Besides the possibility of being counterfeit, imported drugs may not be FDA-approved, meet FDA labeling requirements or be manufactured, stored and distributed under proper conditions. Although Canada regulates prescription drugs, Canadian pharmacies that ship drugs to U.S. residents are not subject to those regulations, DoJ said.
After Google became aware of the government's investigation in 2009, DoJ said it began requiring online pharmacy advertisers to be certified by the National Association of Boards of Pharmacy's Verified Internet Pharmacy Practices Sites program, which conducts site visits and has a standard against the issuance of prescriptions based on online consultations. The program does not certify Canadian online pharmacies.
Google also hired an independent company to help detect pharmacy advertisers that were exploiting flaws in its screening systems.
While DoJ was investigating Google's online ad policy, some lawmakers continued to push to have the restrictions on drug importations lifted. Sen. Olympia Snowe (R-Maine) re-introduced the Pharmaceutical Market Access and Drug Safety Act, S. 319, in February to permit regulated drug importation in an effort to lower prescription drug prices. Co-sponsored by 21 senators from both sides of the aisle, the bill is stuck in the Senate Committee on Health, Education, Labor and Pensions.
Snowe introduced a similar bill in 2005 and has joined other senators in subsequent efforts to pass legislation allowing drug imports from Canada and other countries. (See BioWorld Today, April 25, 2005, and Jan. 16, 2007.)
Intent Needed to Prove Inequitable Conduct
In a decision that strengthened its tougher standard for inequitable conduct, an appellate court ruled against Apotex Inc.'s patent challenge to Unigene Laboratories Inc.'s Fortical.
The U.S. Court of Appeals for the Federal Circuit affirmed a lower court's decision that Unigene's patent was valid and that no inequitable conduct was involved in the filing of the '812E patent.

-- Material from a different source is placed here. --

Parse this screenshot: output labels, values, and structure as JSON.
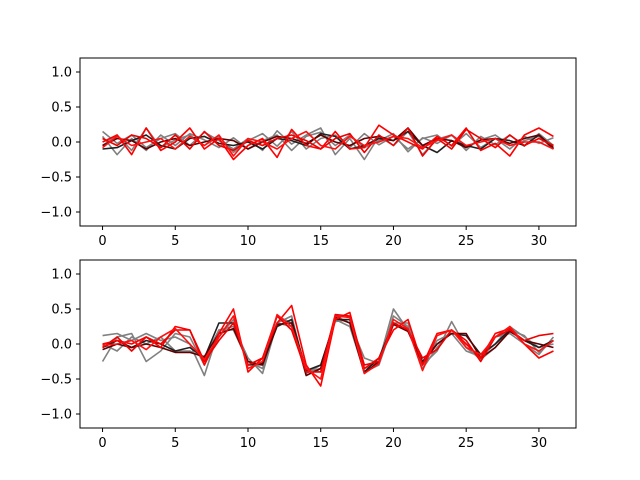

In a Paragraph IV certification, Apotex, a generic drugmaker based in Toronto, challenged the patent on obviousness and then tried to breach the attorney-client privilege under the crime-fraud exception, claiming inequitable conduct.
Unigene used the 505(b)(2) pathway to gain FDA approval in 2005 for Fortical, a calcitonin-salmon (rDNA origin) nasal spray, to treat postmenopausal osteoporosis. Although it is a bioequivalent of Novartis International AG's Miacalcin calcitonin nasal spray, which was approved 10 years earlier, Fortical has a different formulation. (See BioWorld Today, Aug. 16, 2005.)
Miacalcin contains 0.10 mg of benzalkonium chloride that functions as a preservative, absorption enhancer and surfactant, whereas Fortical contains 20 mM of citric acid that functions as an absorption enhancer and stabilizer/buffer. The court determined this change was not obvious.
In claiming inequitable conduct egregious enough to warrant the breach of attorney-client privilege, Apotex pointed to two errors made in a table submitted in the patent filing and the failure of the inventor, William Stern, to disclose a previous patent that claimed citric acid in an oral tablet formulation.
Stern, who assigned the Fortical patent to Boonton, N.J.-based Unigene, notified the Patent and Trademark Office of the typographical errors as soon as he became aware of them, the court noted. Neither the errors nor nondisclosure, which the court found immaterial, was deemed sufficient to establish fraud because there was no evidence of an intent to deceive.
In an en banc ruling in May in Therasense v. Becton, Dickinson, the Federal Circuit tightened the standards for inequitable conduct, a principle widely used by generics in Paragraph IV challenges to brand patents. That split decision basically required patent challengers claiming inequitable conduct to prove intent to deceive, putting patent fraud cases on the same basis as other types of fraud. (See BioWorld Today, May 31, 2011.)